Hormonal Cycles and Catamenial Epilepsy
Scientific Premise
One of the oldest temporal seizure patterns documented in the medical literature is catamenial epilepsy, dating back to 1857. 24 Catamenial epilepsy is characterized by seizure patterns that correlate with the menstrual cycle in reproductive-aged adolescents and women with epilepsy (WWE). 25 Animal studies have demonstrated that estrogen is proconvulsant, while progesterone and its metabolite allopregnanolone are generally anticonvulsant.26–31 Moreover, animal studies suggest that increased seizures immediately before menstrual flow may be due to the withdrawal of progesterone and allopregnanolone. 29 Studies in humans are more sparse, but also support that seizure patterns can be influenced by estrogen and/or progesterone/allopregnanolone blood concentrations during the menstrual cycle.32–34
Clinical Presentation
Three catamenial patterns have been identified, corresponding to the most commonly used criteria. 35 The first day of menstrual flow is labeled as day 1. The perimenstrual C1 pattern is the most common and is defined as ≥2-fold average daily seizure frequency (ADSF) during days −3 through +3. The periovulatory C2 pattern is defined as ≥2-fold ADSF in days +10 through +15. The C3 pattern occurs during anovulatory cycles and is defined as ≥2-fold ADSF during days +10 of one cycle through day +3 of the next cycle.
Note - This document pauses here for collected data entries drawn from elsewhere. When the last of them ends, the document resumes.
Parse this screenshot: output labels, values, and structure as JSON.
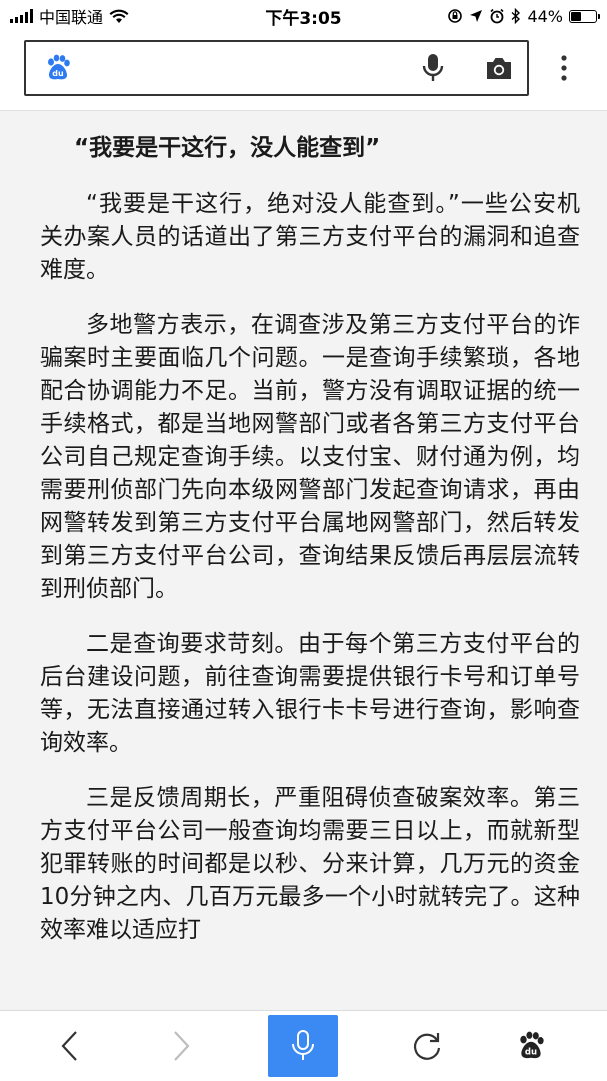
{
  "status_bar": {
    "carrier": "中国联通",
    "time": "下午3:05",
    "battery_text": "44%",
    "battery_level": 0.44
  },
  "header": {
    "search_placeholder": "",
    "logo_text": "du",
    "icons": [
      "baidu-paw-icon",
      "microphone-icon",
      "camera-icon",
      "more-vertical-icon"
    ]
  },
  "article": {
    "headline": "“我要是干这行，没人能查到”",
    "paragraphs": [
      "“我要是干这行，绝对没人能查到。”一些公安机关办案人员的话道出了第三方支付平台的漏洞和追查难度。",
      "多地警方表示，在调查涉及第三方支付平台的诈骗案时主要面临几个问题。一是查询手续繁琐，各地配合协调能力不足。当前，警方没有调取证据的统一手续格式，都是当地网警部门或者各第三方支付平台公司自己规定查询手续。以支付宝、财付通为例，均需要刑侦部门先向本级网警部门发起查询请求，再由网警转发到第三方支付平台属地网警部门，然后转发到第三方支付平台公司，查询结果反馈后再层层流转到刑侦部门。",
      "二是查询要求苛刻。由于每个第三方支付平台的后台建设问题，前往查询需要提供银行卡号和订单号等，无法直接通过转入银行卡卡号进行查询，影响查询效率。",
      "三是反馈周期长，严重阻碍侦查破案效率。第三方支付平台公司一般查询均需要三日以上，而就新型犯罪转账的时间都是以秒、分来计算，几万元的资金10分钟之内、几百万元最多一个小时就转完了。这种效率难以适应打"
    ]
  },
  "bottom_bar": {
    "icons": [
      "back-icon",
      "forward-icon",
      "voice-search-icon",
      "refresh-icon",
      "baidu-home-icon"
    ],
    "voice_color": "#3b8af3",
    "home_logo_text": "du"
  }
}
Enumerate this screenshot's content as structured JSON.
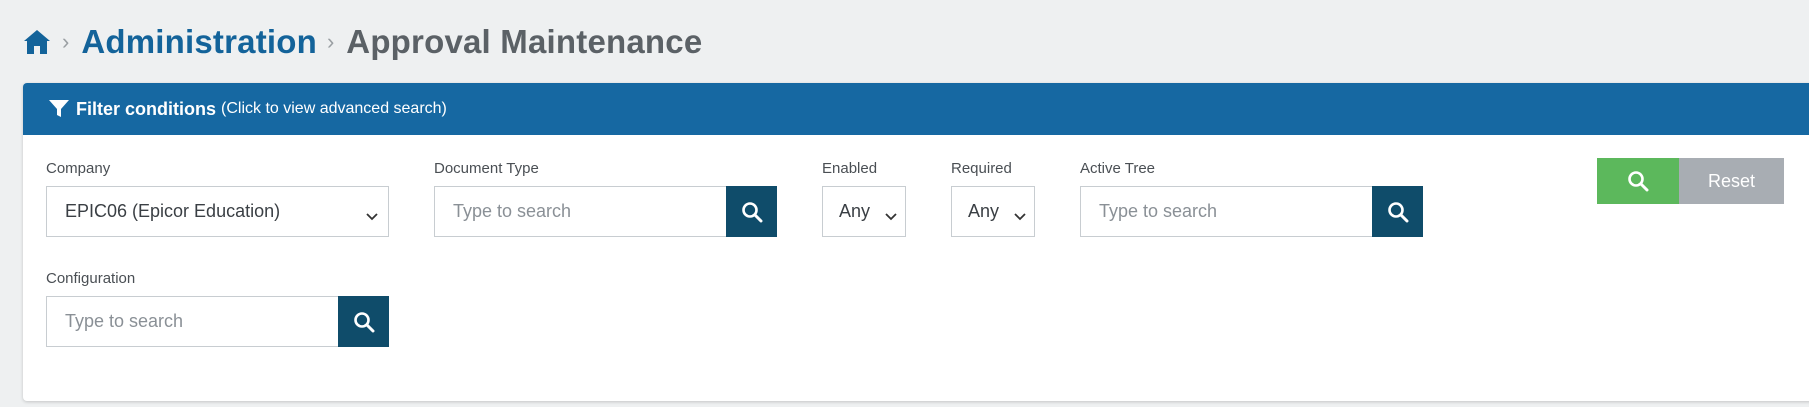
{
  "breadcrumb": {
    "home_icon": "home-icon",
    "separator": "›",
    "parent": "Administration",
    "current": "Approval Maintenance"
  },
  "filter_panel": {
    "title": "Filter conditions",
    "hint": "(Click to view advanced search)",
    "icon": "filter-icon",
    "header_color": "#1668a2",
    "fields": {
      "company": {
        "label": "Company",
        "value": "EPIC06 (Epicor Education)"
      },
      "document_type": {
        "label": "Document Type",
        "placeholder": "Type to search"
      },
      "enabled": {
        "label": "Enabled",
        "value": "Any"
      },
      "required": {
        "label": "Required",
        "value": "Any"
      },
      "active_tree": {
        "label": "Active Tree",
        "placeholder": "Type to search"
      },
      "configuration": {
        "label": "Configuration",
        "placeholder": "Type to search"
      }
    },
    "actions": {
      "search_icon": "search-icon",
      "search_color": "#5cb85c",
      "reset_label": "Reset",
      "reset_color": "#a8adb3"
    }
  },
  "colors": {
    "lookup_button": "#0f4c6a",
    "link": "#13639a",
    "background": "#eef0f1"
  }
}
The reported prevalence of catamenial epilepsy varies from 10% to 70% of WWE, 25 in part due to differing definitions and epilepsy populations studied. In the landmark paper by Herzog et al, 33% of the WWE with drug-resistant temporal lobe epilepsy met criteria for catamenial epilepsy. 35 A more recent study enrolled WWE with drug resistant epilepsy (DRE) with focal and generalized-onset seizures, and approximately half met criteria for catamenial epilepsy. 36
Treatment Strategies in Catamenial Epilepsy
There has only been one large, multicenter, double-randomized controlled trial for the treatment of catamenial epilepsy. The progesterone treatment trial 37 randomized 294 adult women with drug-resistant focal epilepsy. The treatment arm consisted of adjunctive progesterone lozenges for 3 months, administered as 200 mg three times daily (TID) on days 14 to 25, 100 mg TID on days 26 to 27, and 50 mg TID on day 28, then off. The primary outcome results were negative, with no difference in responder rates between the progesterone and the placebo groups. However, a secondary analysis reported that for women with a C1 pattern ≥3 increase in ADSF during the perimenstrual phase, the exacerbation level was a predictor of response to progesterone. This subset of WWE also demonstrated an inverse correlation between percentage changes in ADSF and allopregnanolone concentrations. 34
Other treatments have focused on suppression of ovulation and cycling of sex steroid hormones, including combined oral contraceptives (preferably on a continuous basis), progestin subdermal implants, gonadotropin-releasing hormone analogs, and depo-medroxyprogesterone acetate injections. Bidirectional drug–drug interactions need to be considered with these approaches. Published evidence for these approaches is scant.38,39
Other strategies with small studies include (1) using acetazolamide, 250 to 500 mg/day beginning day −7 to −3 until day +1 of the next cycle, 40 (2) increasing daily dosage of antiseizure medications (ASM) during the phase with seizure worsening, and (3) adjunctive clobazam, 20 to 30 mg/day for 10 days, beginning 2 days before the increased seizure phase. 41
Clinical Implications and Future Directions
Diagnosing catamenial epilepsy is challenging and requires seizure and menstrual diaries over multiple cycles, without concurrent hormone use. Progestin-eluting intrauterine device (IUDs) can obscure menstrual patterns, and C3 diagnosis requires confirmation of anovulation. Diagnosis is further complicated in WWE with infrequent seizures, irregular cycles, or during menarche and menopause. Clarifying diagnostic criteria enhances individualized care. Recognizing patterns can be validating for WWE. Clinicians should assess treatment adjustments or adjunctive hormone therapy to reduce seizure burden through personalized care.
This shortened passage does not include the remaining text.